Сразу вспомнилась Стешка.
– Ждёт тебя не дождётся, – сказал Любим, словно прочитал его мысли. – Всё на угор бегает... С нами собиралась, да Иванко огневицею взялся...
– Подождёт, – подавил вздох Отлас. – Ты-то сюда какими ветрами?
– Воевода тебе на смену послал. Видно, Степанида его одолела. Позоревать с бабой своей не успел.
– Позорюешь, – утешил Отлас. Тотчас возникло решение: поменяться с Любимом службой. – Ежели не против – поворачивай оглобли. Челобитную отвезёшь воеводе. А я ишо маленько побуду.
- Не обрыдло без семьи-то? У Степаниды, небось, все жданки лопнули.
– Ворочусь с Камчатки – увидимся, – уже сочиняя для воеводы первые слова челобитной, отмахнулся Отлас.
Цыпандин, надсадно кашляя, вслушивался в их разговор, не мешал.
– С Камчатки?!
– Но. Туда Лучка с Потапом отправились. Догонять надо.
Володей поведал Цыпандину и Любиму, что приказной отправил на Камчатку малый отряд. Отласу, рвавшемуся туда, указал ехать с ясачной казной в Якутск. Теперь есть возможность догнать друзей и продолжать поход вместе с ними.
– Ежели дядя Андрей поперёк дороги не станет, – покосившись на Цыпандина, сказал Отлас. Сказал полушутливо, но в голосе прозвучала тревога. – Он у нас теперь первая голова.

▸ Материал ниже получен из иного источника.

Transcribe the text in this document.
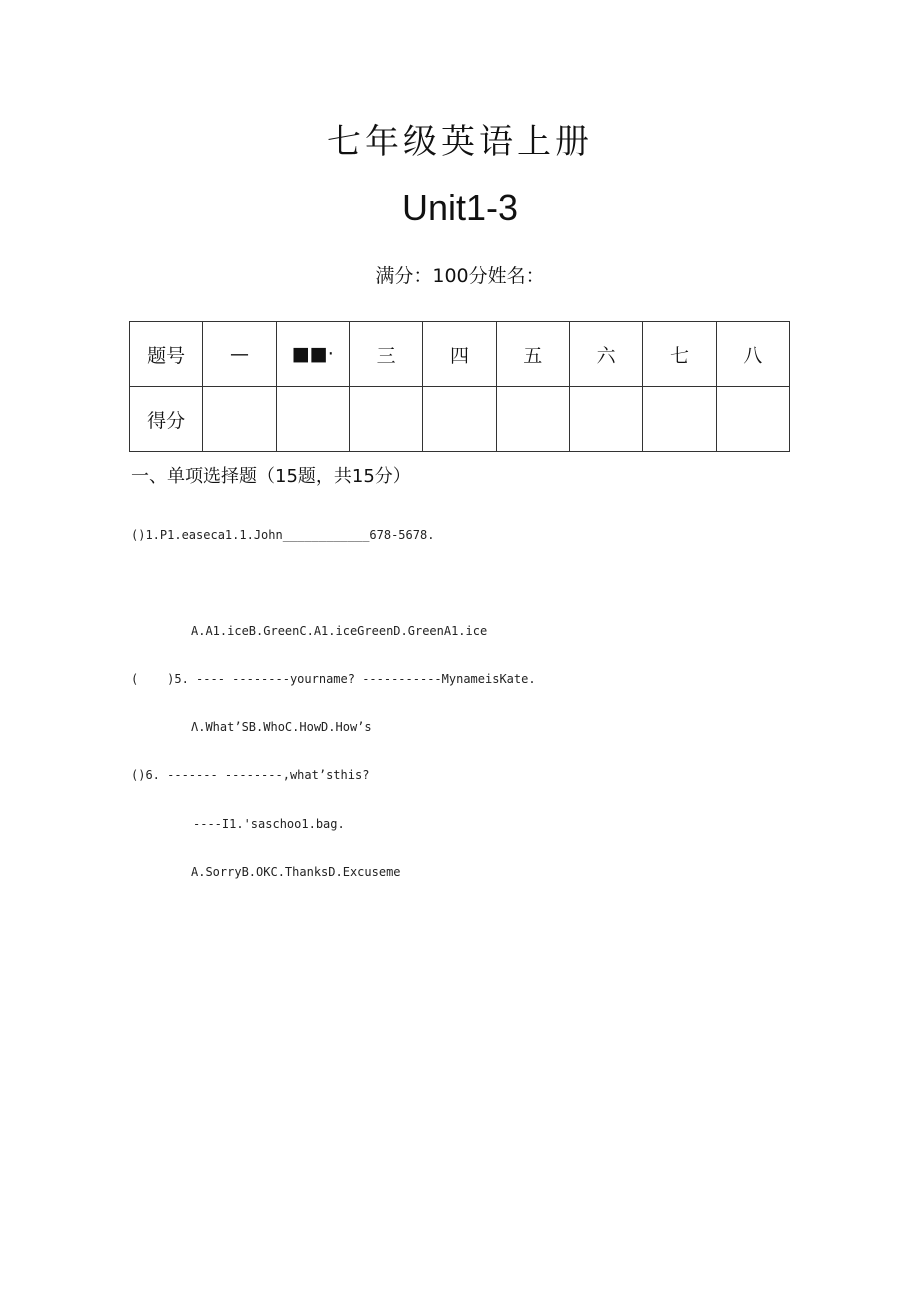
七年级英语上册
Unit1-3
满分：100分姓名：
题号	—	■■·	三	四	五	六	七	八
得分								
一、单项选择题（15题，共15分）
()1.P1.easeca1.1.John____________678-5678.
A.A1.iceB.GreenC.A1.iceGreenD.GreenA1.ice
(    )5. ---- --------yourname? -----------MynameisKate.
Λ.What’SB.WhoC.HowD.How’s
()6. ------- --------,what’sthis?
----I1.'saschoo1.bag.
A.SorryB.OKC.ThanksD.Excuseme
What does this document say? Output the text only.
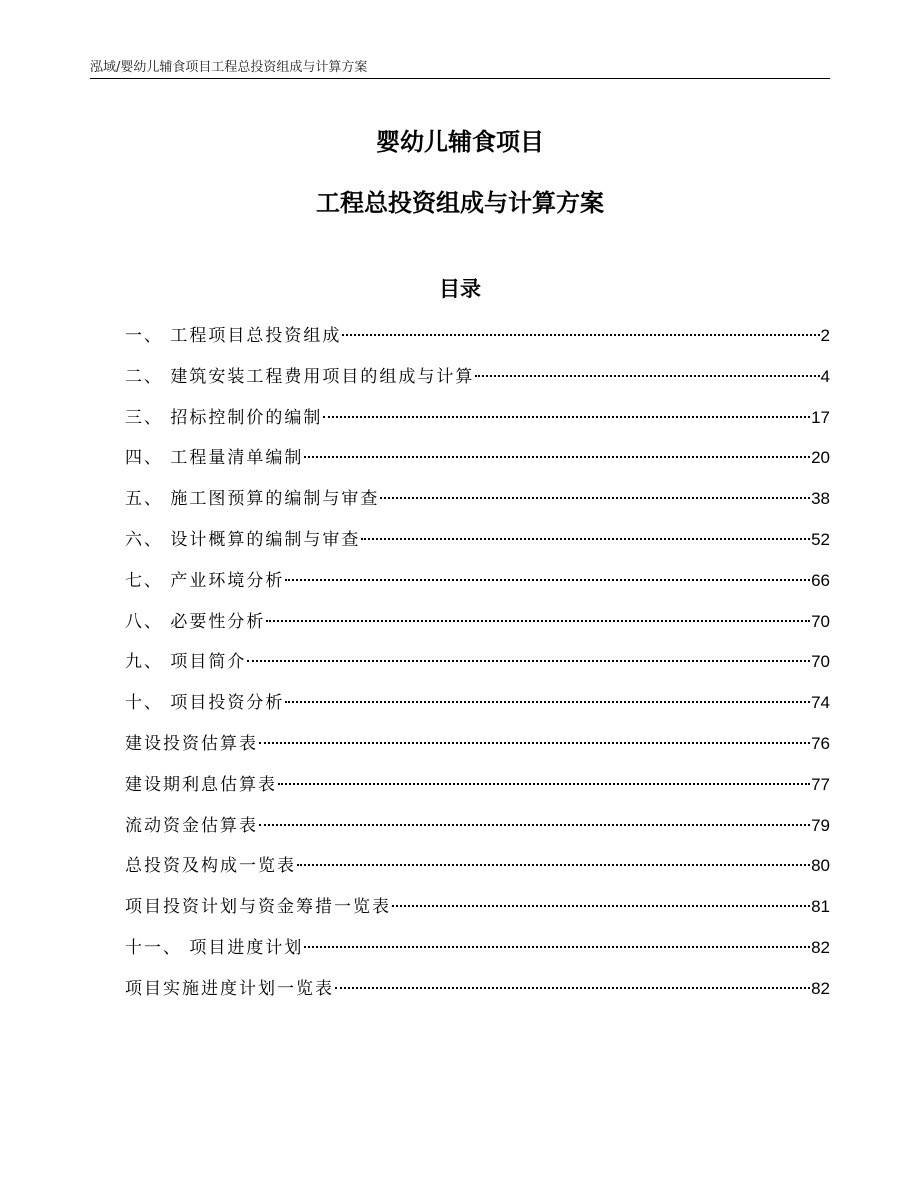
泓域/婴幼儿辅食项目工程总投资组成与计算方案
婴幼儿辅食项目
工程总投资组成与计算方案
目录
一、 工程项目总投资组成	2
二、 建筑安装工程费用项目的组成与计算	4
三、 招标控制价的编制	17
四、 工程量清单编制	20
五、 施工图预算的编制与审查	38
六、 设计概算的编制与审查	52
七、 产业环境分析	66
八、 必要性分析	70
九、 项目简介	70
十、 项目投资分析	74
建设投资估算表	76
建设期利息估算表	77
流动资金估算表	79
总投资及构成一览表	80
项目投资计划与资金筹措一览表	81
十一、 项目进度计划	82
项目实施进度计划一览表	82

– Поперёк не стану, – одышливо проговорил Цыпандин. – А всё же прикинь: семье без тебя несладко.
– Жили ране, проживут и теперь... У меня, дядя Андрей, душа уросит... Не прети!
Цыпандин пожал плечами.
Простившись с казаками, с Любимом, возвращавшимся в Якутск (что его очень радовало), Отлас тронулся в путь обратный. Менее чем за переход, оставшийся до Анадыря, увидел лошадь, задом отбивавшуюся от пары волков, и лежавшую в снегу Марьяну.
– Как сердце чуяло! – скрипнул зубами Отлас, узнав от Марьяны обо всём, что случилось в Анадыре. – Зарублю пса!
Гикнув на оленей, умчался в острог один.
Неизвестно, что натворил бы, но пока его разглядывали, пока открывали двойные тяжёлые ворота, подоспел аргиш.
– Марьяне худо, – сказал Цыпандин, желая отвлечь его. – Вовсе помутилась.
Отлас, всё бросив, повёз Марьяну к себе, забыв об Илье, о Фетинье и даже и о приказном, сгубившем брата. Мин, разомкнув крепко стиснутые зубы дочери, влил ей какой-то настой и пошёл топить баню. Парила Марьяну Фетинья. Словно мёртвую парила.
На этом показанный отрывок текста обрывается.